Sanções e Risco Sistêmico: Por que o Brasil Não Controla Todos os Botões

Publicado em 13 de Agosto de 2025

Sanções internacionais, mais do que abranger questões diplomáticas ou jurídicas, funcionam como gatilhos que acionam uma rede global de proteção contra riscos no sistema financeiro. Essa rede é formada por instituições e mecanismos que operam fora das fronteiras nacionais e que não precisam de autorização do Brasil para agir. Sua lógica é preservar a integridade e a previsibilidade das operações financeiras em escala global, e, por isso, reage rapidamente quando identifica riscos relevantes.

Bancos com atuação global dependem de uma estrutura complexa e interligada. Há os correspondentes no exterior, que liquidam operações em moeda forte; os custodiantes, responsáveis por guardar e administrar ativos; as bandeiras de cartões, que processam pagamentos; e as auditorias globais, que certificam a conformidade das práticas com padrões internacionais. Essa engrenagem, quase invisível para o cliente, é a base que mantém o dinheiro circulando com segurança e eficiência.

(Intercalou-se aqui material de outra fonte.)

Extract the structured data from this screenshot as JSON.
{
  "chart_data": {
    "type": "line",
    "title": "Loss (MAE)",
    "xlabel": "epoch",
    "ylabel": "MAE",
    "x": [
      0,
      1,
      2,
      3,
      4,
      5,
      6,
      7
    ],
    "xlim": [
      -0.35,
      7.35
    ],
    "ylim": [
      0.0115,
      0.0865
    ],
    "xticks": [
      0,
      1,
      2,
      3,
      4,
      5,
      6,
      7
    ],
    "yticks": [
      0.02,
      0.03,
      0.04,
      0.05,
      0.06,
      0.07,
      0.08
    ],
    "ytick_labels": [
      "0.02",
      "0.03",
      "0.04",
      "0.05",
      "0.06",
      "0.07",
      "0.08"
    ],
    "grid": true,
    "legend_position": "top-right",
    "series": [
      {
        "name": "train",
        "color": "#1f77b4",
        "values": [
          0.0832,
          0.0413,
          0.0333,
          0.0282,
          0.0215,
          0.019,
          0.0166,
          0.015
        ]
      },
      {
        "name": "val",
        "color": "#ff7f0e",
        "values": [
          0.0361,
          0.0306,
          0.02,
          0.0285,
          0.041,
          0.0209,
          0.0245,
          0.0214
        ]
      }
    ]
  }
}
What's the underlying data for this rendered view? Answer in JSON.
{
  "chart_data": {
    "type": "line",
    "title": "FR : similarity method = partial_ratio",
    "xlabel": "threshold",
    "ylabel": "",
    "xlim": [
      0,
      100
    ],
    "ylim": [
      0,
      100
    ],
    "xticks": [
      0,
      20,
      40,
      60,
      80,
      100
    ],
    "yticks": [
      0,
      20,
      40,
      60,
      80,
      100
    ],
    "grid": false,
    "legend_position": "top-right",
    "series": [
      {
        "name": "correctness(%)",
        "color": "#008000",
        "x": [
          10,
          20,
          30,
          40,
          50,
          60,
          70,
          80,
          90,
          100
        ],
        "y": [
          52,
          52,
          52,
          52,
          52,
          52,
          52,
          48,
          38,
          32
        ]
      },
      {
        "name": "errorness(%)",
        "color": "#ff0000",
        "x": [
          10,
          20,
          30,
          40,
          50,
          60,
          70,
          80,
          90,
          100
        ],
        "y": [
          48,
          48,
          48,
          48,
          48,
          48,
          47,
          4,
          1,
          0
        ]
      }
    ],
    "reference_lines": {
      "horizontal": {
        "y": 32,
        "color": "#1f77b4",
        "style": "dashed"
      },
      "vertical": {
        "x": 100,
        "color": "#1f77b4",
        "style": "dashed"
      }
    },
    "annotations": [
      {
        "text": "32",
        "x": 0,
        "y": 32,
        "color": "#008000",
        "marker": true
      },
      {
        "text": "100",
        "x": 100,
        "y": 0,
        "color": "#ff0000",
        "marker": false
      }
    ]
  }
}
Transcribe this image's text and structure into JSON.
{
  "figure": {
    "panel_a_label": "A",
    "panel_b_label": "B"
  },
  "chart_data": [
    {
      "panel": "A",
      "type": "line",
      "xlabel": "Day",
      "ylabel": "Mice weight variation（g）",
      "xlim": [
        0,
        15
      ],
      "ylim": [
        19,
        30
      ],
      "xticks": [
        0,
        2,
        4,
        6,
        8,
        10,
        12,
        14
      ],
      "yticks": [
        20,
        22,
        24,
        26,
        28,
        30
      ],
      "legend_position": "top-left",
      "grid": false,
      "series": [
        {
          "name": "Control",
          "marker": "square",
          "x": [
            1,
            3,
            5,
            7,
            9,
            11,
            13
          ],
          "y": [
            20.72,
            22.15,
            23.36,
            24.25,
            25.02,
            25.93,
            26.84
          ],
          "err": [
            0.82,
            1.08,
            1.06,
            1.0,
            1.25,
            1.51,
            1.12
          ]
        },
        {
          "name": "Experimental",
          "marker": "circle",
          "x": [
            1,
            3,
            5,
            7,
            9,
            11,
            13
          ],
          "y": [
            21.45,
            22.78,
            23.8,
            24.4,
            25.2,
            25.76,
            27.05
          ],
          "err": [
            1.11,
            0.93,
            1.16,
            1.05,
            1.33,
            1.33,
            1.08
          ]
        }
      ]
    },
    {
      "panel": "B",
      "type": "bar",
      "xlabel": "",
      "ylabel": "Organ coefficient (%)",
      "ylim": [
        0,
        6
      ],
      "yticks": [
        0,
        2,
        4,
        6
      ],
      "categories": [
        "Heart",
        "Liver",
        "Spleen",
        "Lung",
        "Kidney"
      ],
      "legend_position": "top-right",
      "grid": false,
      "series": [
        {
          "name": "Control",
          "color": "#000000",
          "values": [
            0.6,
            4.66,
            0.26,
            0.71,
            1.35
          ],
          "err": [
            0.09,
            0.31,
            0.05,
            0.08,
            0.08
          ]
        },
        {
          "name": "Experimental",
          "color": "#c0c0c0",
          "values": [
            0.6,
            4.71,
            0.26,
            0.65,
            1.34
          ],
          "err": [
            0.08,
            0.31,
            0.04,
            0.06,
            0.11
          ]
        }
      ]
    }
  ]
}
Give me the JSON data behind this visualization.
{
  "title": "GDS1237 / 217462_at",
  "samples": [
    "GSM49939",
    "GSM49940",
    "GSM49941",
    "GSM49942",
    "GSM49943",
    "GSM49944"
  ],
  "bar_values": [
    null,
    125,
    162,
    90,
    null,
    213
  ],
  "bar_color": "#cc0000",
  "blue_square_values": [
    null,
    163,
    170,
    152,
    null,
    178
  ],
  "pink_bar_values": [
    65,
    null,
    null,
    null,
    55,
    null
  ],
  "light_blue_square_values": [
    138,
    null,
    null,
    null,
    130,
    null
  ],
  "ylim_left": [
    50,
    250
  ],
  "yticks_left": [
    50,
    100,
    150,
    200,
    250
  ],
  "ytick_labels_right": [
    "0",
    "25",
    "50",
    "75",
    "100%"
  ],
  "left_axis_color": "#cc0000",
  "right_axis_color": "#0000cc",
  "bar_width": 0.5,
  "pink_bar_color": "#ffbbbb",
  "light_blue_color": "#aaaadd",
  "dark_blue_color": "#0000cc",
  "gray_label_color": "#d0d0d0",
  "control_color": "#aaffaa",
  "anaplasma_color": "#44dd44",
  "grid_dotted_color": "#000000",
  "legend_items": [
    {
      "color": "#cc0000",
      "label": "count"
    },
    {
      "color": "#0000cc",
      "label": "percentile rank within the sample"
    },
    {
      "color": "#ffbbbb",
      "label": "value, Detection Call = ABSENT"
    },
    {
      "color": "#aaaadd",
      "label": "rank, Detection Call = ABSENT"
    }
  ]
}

Quando uma instituição entra em conflito com sanções reconhecidas por esses atores, a reação pode ser rápida e silenciosa. Não é preciso esperar decisões judiciais ou comunicados formais. Limites de crédito podem ser cortados, prazos de liquidação encurtados, exigências de garantias aumentadas e o acesso a moedas fortes encarecido ou restrito. Em alguns casos, as contrapartes internacionais simplesmente deixam de operar com o banco, isolando-o de partes críticas do mercado.

Essas medidas, conhecidas como “de-risking silencioso”, surgem sem anúncio público. São ajustes graduais que, somados, encarecem e dificultam cada operação. Para o cliente final, tais ajustes podem parecer burocracia ou atrasos pontuais. No mercado, são sinais claros de que a confiança na instituição foi abalada e de que ela passou a ser vista como um ponto de vulnerabilidade.

O efeito não se limita ao banco diretamente atingido. Se ele tiver relevância no mercado, o impacto se espalha por toda a rede. Empresas que dependem de suas operações internacionais enfrentam atrasos, custos adicionais e, em alguns casos, bloqueios de transações essenciais. Investidores reavaliam sua exposição, enquanto outros bancos precisam absorver clientes e fluxos inesperados, o que pressiona a liquidez e encarece o crédito.

Esse efeito cascata pode rapidamente se tornar um risco sistêmico. O câmbio sofre com a redução da oferta de moeda estrangeira, spreads bancários aumentam, operações de hedge ficam mais caras e menos acessíveis, e o fluxo de capitais externos perde intensidade. Muitas vezes, não há um anúncio formal: é o acúmulo dessas restrições que desorganiza o funcionamento do sistema, minando a confiança de forma progressiva.

Para instituições com forte presença internacional, ignorar sanções é mais do que uma decisão política interna. É uma aposta de alto risco que pode comprometer a capacidade de operar de forma integrada ao mercado global. O custo vai muito além da perda de receita ou da fuga de clientes. Inclui o risco real de ser cortado de canais vitais de liquidez, de meios de pagamento e de estruturas de compensação internacional. E os banqueiros que optarem por esse caminho não poderão alegar surpresa quando tomarem um passa moleque do Departamento de Estado americano.

O sistema financeiro global é interdependente. Uma decisão que afete a confiança em um grande banco não se limita a ele: reverbera por toda a rede, afetando crédito, liquidez e estabilidade. Ignorar essa dinâmica é subestimar a engrenagem que mantém o mercado funcionando e sustenta a confiança que, no fim, é o ativo mais valioso de qualquer instituição financeira.